Item 8.01. | Other Events |
On January 12, 2016, BGC Partners, Inc. (BGC or the Company) completed its acquisition (the JPI Merger) of Jersey Partners, Inc. (JPI). The JPI Merger occurred pursuant to a merger agreement (the Merger Agreement), dated as of December 22, 2015, by and among the Company, JPI, New JP Inc., Michael A. Gooch and Colin Heffron, and certain subsidiaries of JPI and BGC.
Shortly following the Merger, a subsidiary of BGC merged with and into GFI Group Inc. (GFI) pursuant to a short-form merger under Delaware law, with GFI continuing as the surviving entity (the GFI Merger and, together with the JPI Merger, the Back-End Mergers). Following the closing of the Back-End Mergers, the Company and its affiliates now own 100 percent of the outstanding shares of GFI common stock.
The Company expects to issue approximately 23.5 million shares of its Class A Common Stock and pay $111.3 million in cash with respect to the closing of the Back-End Mergers, inclusive of adjustments.
As a condition to closing, Messrs.

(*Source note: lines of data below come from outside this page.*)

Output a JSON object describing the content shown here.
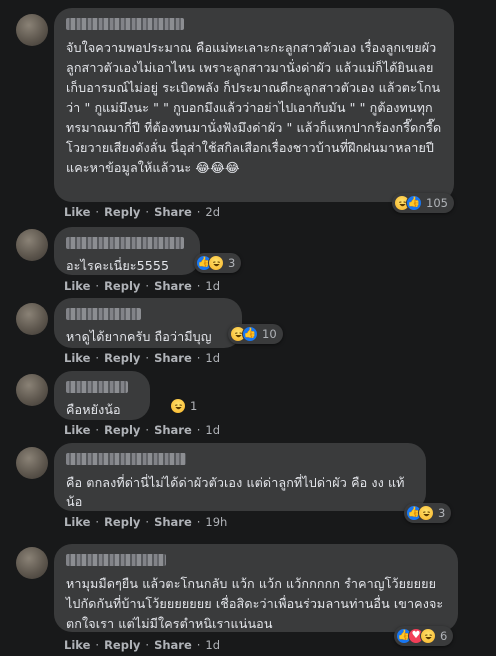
{
  "comments": [
    {
      "text": "จับใจความพอประมาณ คือแม่ทะเลาะกะลูกสาวตัวเอง เรื่องลูกเขยผัวลูกสาวตัวเองไม่เอาไหน เพราะลูกสาวมานั่งด่าผัว แล้วแม่ก็ได้ยินเลยเก็บอารมณ์ไม่อยู่ ระเบิดพลัง ก็ประมาณดีกะลูกสาวตัวเอง แล้วตะโกนว่า \" กูแม่มึงนะ \" \" กูบอกมึงแล้วว่าอย่าไปเอากับมัน \" \" กูต้องทนทุกทรมาณมากี่ปี ที่ต้องทนมานั่งฟังมึงด่าผัว \" แล้วก็แหกปากร้องกรี๊ดกรี๊ด โวยวายเสียงดังลั่น นี่อุส่าใช้สกิลเสือกเรื่องชาวบ้านที่ฝึกฝนมาหลายปี แคะหาข้อมูลให้แล้วนะ 😂😂😂",
      "reaction_count": "105",
      "like": "Like",
      "reply": "Reply",
      "share": "Share",
      "time": "2d"
    },
    {
      "text": "อะไรคะเนี่ยะ5555",
      "reaction_count": "3",
      "like": "Like",
      "reply": "Reply",
      "share": "Share",
      "time": "1d"
    },
    {
      "text": "หาดูได้ยากครับ ถือว่ามีบุญ",
      "reaction_count": "10",
      "like": "Like",
      "reply": "Reply",
      "share": "Share",
      "time": "1d"
    },
    {
      "text": "คือหยังน้อ",
      "reaction_count": "1",
      "like": "Like",
      "reply": "Reply",
      "share": "Share",
      "time": "1d"
    },
    {
      "text": "คือ ตกลงที่ด่านี่ไม่ได้ด่าผัวตัวเอง แต่ด่าลูกที่ไปด่าผัว คือ งง แท้น้อ",
      "reaction_count": "3",
      "like": "Like",
      "reply": "Reply",
      "share": "Share",
      "time": "19h"
    },
    {
      "text": "หามุมมืดๆยืน แล้วตะโกนกลับ แว้ก แว้ก แว้กกกกก รำคาญโว้ยยยยย ไปกัดกันที่บ้านโว้ยยยยยยย เชื่อสิดะว่าเพื่อนร่วมลานท่านอื่น เขาคงจะตกใจเรา แต่ไม่มีใครตำหนิเราแน่นอน",
      "reaction_count": "6",
      "like": "Like",
      "reply": "Reply",
      "share": "Share",
      "time": "1d"
    }
  ],
  "colors": {
    "background": "#18191a",
    "bubble": "#3a3b3c",
    "text": "#e4e6eb",
    "secondary_text": "#b0b3b8",
    "like_blue": "#1877f2",
    "love_red": "#f33e58",
    "haha_yellow": "#f7b125"
  },
  "icons": {
    "haha": "haha-reaction-icon",
    "like": "like-reaction-icon",
    "love": "love-reaction-icon"
  }
}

Gooch and Heffron resigned as members of the board of directors of GFI. Mr. Gooch will retain the titles of Vice Chairman of BGC Partners, L.P. and Chairman of the GFI Division, while Mr. Heffron will continue to serve as the CEO of the GFI Division.

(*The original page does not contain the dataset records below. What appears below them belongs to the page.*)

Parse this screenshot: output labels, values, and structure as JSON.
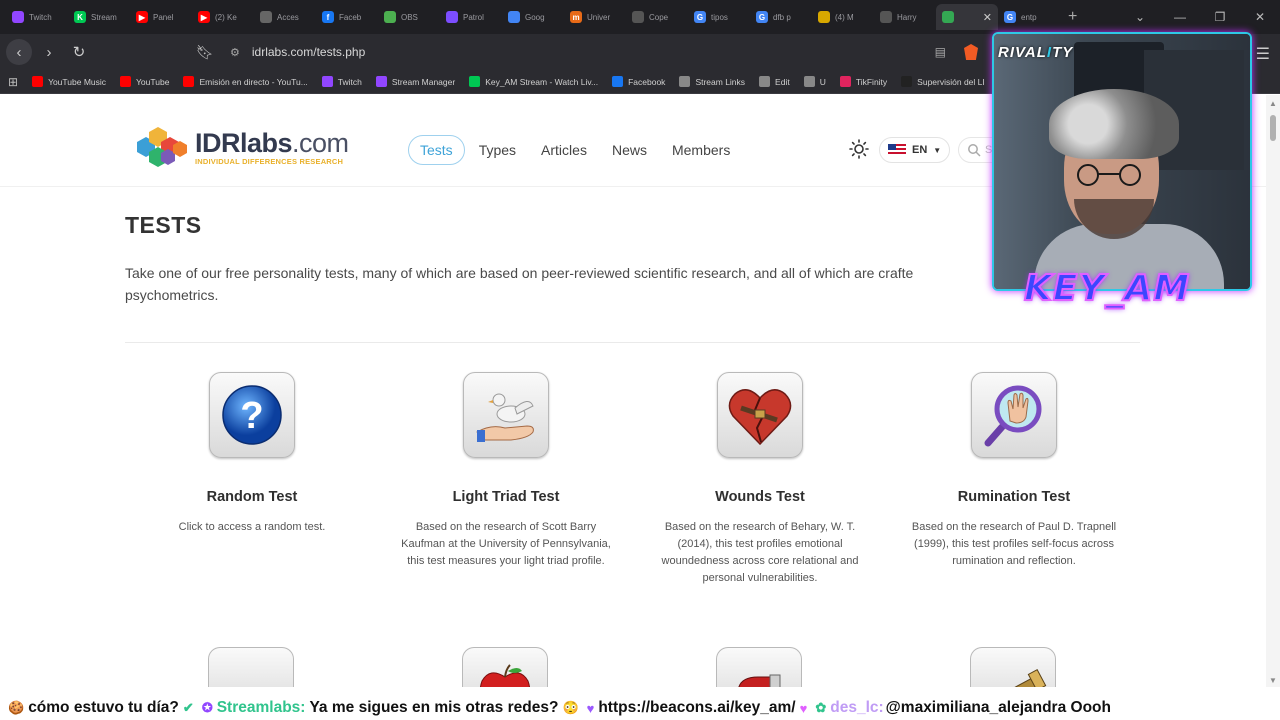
{
  "browser": {
    "tabs": [
      {
        "label": "Twitch",
        "color": "#9146ff",
        "glyph": ""
      },
      {
        "label": "Stream",
        "color": "#00c853",
        "glyph": "K"
      },
      {
        "label": "Panel",
        "color": "#ff0000",
        "glyph": "▶"
      },
      {
        "label": "(2) Ke",
        "color": "#ff0000",
        "glyph": "▶"
      },
      {
        "label": "Acces",
        "color": "#666666",
        "glyph": ""
      },
      {
        "label": "Faceb",
        "color": "#1877f2",
        "glyph": "f"
      },
      {
        "label": "OBS",
        "color": "#4caf50",
        "glyph": ""
      },
      {
        "label": "Patrol",
        "color": "#7c4dff",
        "glyph": ""
      },
      {
        "label": "Goog",
        "color": "#4285f4",
        "glyph": ""
      },
      {
        "label": "Univer",
        "color": "#e86a17",
        "glyph": "m"
      },
      {
        "label": "Cope",
        "color": "#555555",
        "glyph": ""
      },
      {
        "label": "tipos",
        "color": "#4285f4",
        "glyph": "G"
      },
      {
        "label": "dfb p",
        "color": "#4285f4",
        "glyph": "G"
      },
      {
        "label": "(4) M",
        "color": "#d8a800",
        "glyph": ""
      },
      {
        "label": "Harry",
        "color": "#555555",
        "glyph": ""
      }
    ],
    "active_tab_label": "",
    "last_tab_label": "entp",
    "url": "idrlabs.com/tests.php",
    "bookmarks": [
      {
        "label": "YouTube Music",
        "color": "#ff0000"
      },
      {
        "label": "YouTube",
        "color": "#ff0000"
      },
      {
        "label": "Emisión en directo - YouTu...",
        "color": "#ff0000"
      },
      {
        "label": "Twitch",
        "color": "#9146ff"
      },
      {
        "label": "Stream Manager",
        "color": "#9146ff"
      },
      {
        "label": "Key_AM Stream - Watch Liv...",
        "color": "#00c853"
      },
      {
        "label": "Facebook",
        "color": "#1877f2"
      },
      {
        "label": "Stream Links",
        "color": "#888888"
      },
      {
        "label": "Edit",
        "color": "#888888"
      },
      {
        "label": "U",
        "color": "#888888"
      },
      {
        "label": "TikFinity",
        "color": "#e0245e"
      },
      {
        "label": "Supervisión del LI",
        "color": "#222222"
      }
    ]
  },
  "site": {
    "logo_main": "IDRlabs",
    "logo_tld": ".com",
    "logo_sub": "INDIVIDUAL DIFFERENCES RESEARCH",
    "nav": [
      "Tests",
      "Types",
      "Articles",
      "News",
      "Members"
    ],
    "active_nav": "Tests",
    "language": "EN",
    "search_placeholder": "S",
    "page_title": "TESTS",
    "intro": "Take one of our free personality tests, many of which are based on peer-reviewed scientific research, and all of which are crafte psychometrics.",
    "cards": [
      {
        "name": "Random Test",
        "desc": "Click to access a random test.",
        "icon": "question-mark-icon"
      },
      {
        "name": "Light Triad Test",
        "desc": "Based on the research of Scott Barry Kaufman at the University of Pennsylvania, this test measures your light triad profile.",
        "icon": "dove-hand-icon"
      },
      {
        "name": "Wounds Test",
        "desc": "Based on the research of Behary, W. T. (2014), this test profiles emotional woundedness across core relational and personal vulnerabilities.",
        "icon": "broken-heart-icon"
      },
      {
        "name": "Rumination Test",
        "desc": "Based on the research of Paul D. Trapnell (1999), this test profiles self-focus across rumination and reflection.",
        "icon": "magnifier-hand-icon"
      }
    ]
  },
  "overlay": {
    "brand": "RIVAL",
    "brand_eye": "I",
    "brand_tail": "TY",
    "streamer": "KEY_AM"
  },
  "ticker": {
    "part1": "cómo estuvo tu día?",
    "streamlabs": "Streamlabs:",
    "part2": "Ya me sigues en mis otras redes?",
    "url": "https://beacons.ai/key_am/",
    "des": "des_lc:",
    "part3": "@maximiliana_alejandra Oooh"
  }
}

On January 12, 2016, BGC and GFI issued a joint press release announcing the closing of the Back-End Mergers. A copy of the press release is attached hereto as Exhibit 99.1 and is incorporated herein by reference.
Discussion of Forward-Looking Statements
Statements in the attached press release regarding BGCs and/or GFIs businesses that are not historical facts are forward-looking statements that involve risks and uncertainties. Except as required by law, BGC and/or GFI undertake no obligation to release any revisions to any forward-looking statements. For a discussion of additional risks and uncertainties, which could cause actual results to differ from those contained in the forward-looking statements, see BGCs and/or GFIs respective Securities and Exchange Commission filings, including, but not limited to, the risk factors set forth in their respective public filings, including their most recent Forms 10-K and any updates to such risk factors contained in subsequent Forms 10-Q or Forms 8-K.

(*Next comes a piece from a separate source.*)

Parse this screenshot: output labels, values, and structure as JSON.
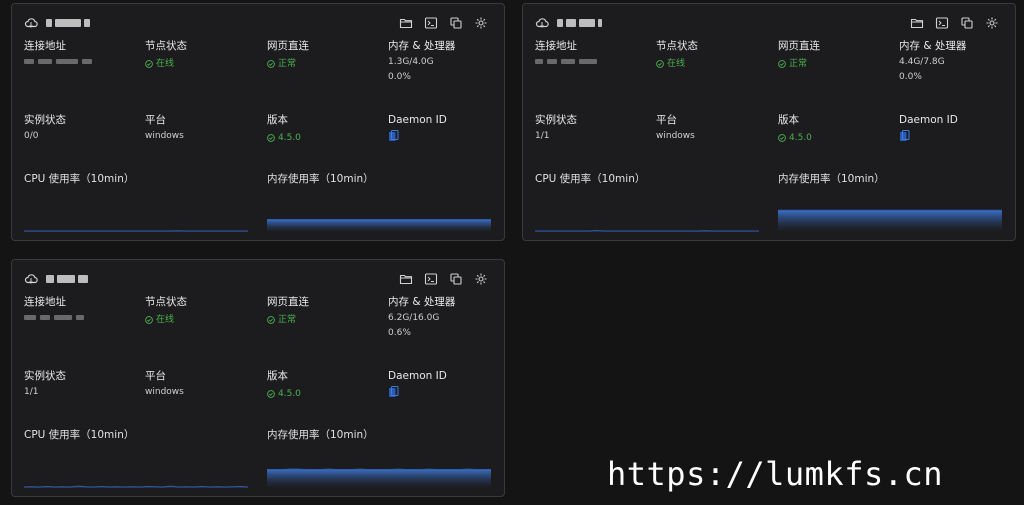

Item 9.01. | Financial Statements and Exhibits. |
(d) Exhibits
99.1 | Joint BGC Partners, Inc. and GFI Group Inc. Press Release, dated January 12, 2016 |
SIGNATURES
Pursuant to the requirements of the Securities Exchange Act of 1934, the registrant has duly caused this report on Form 8-K to be signed on its behalf by the undersigned hereunto duly authorized.
BGC PARTNERS, INC. | ||||||
Dated: January 12, 2016 | By: | /s/ Howard W. Lutnick | ||||
Name: | Howard W. Lutnick | |||||
Title: | Chairman and Chief Executive Officer |
[Signature page to 8-K regarding the closing of the Back-End Mergers.]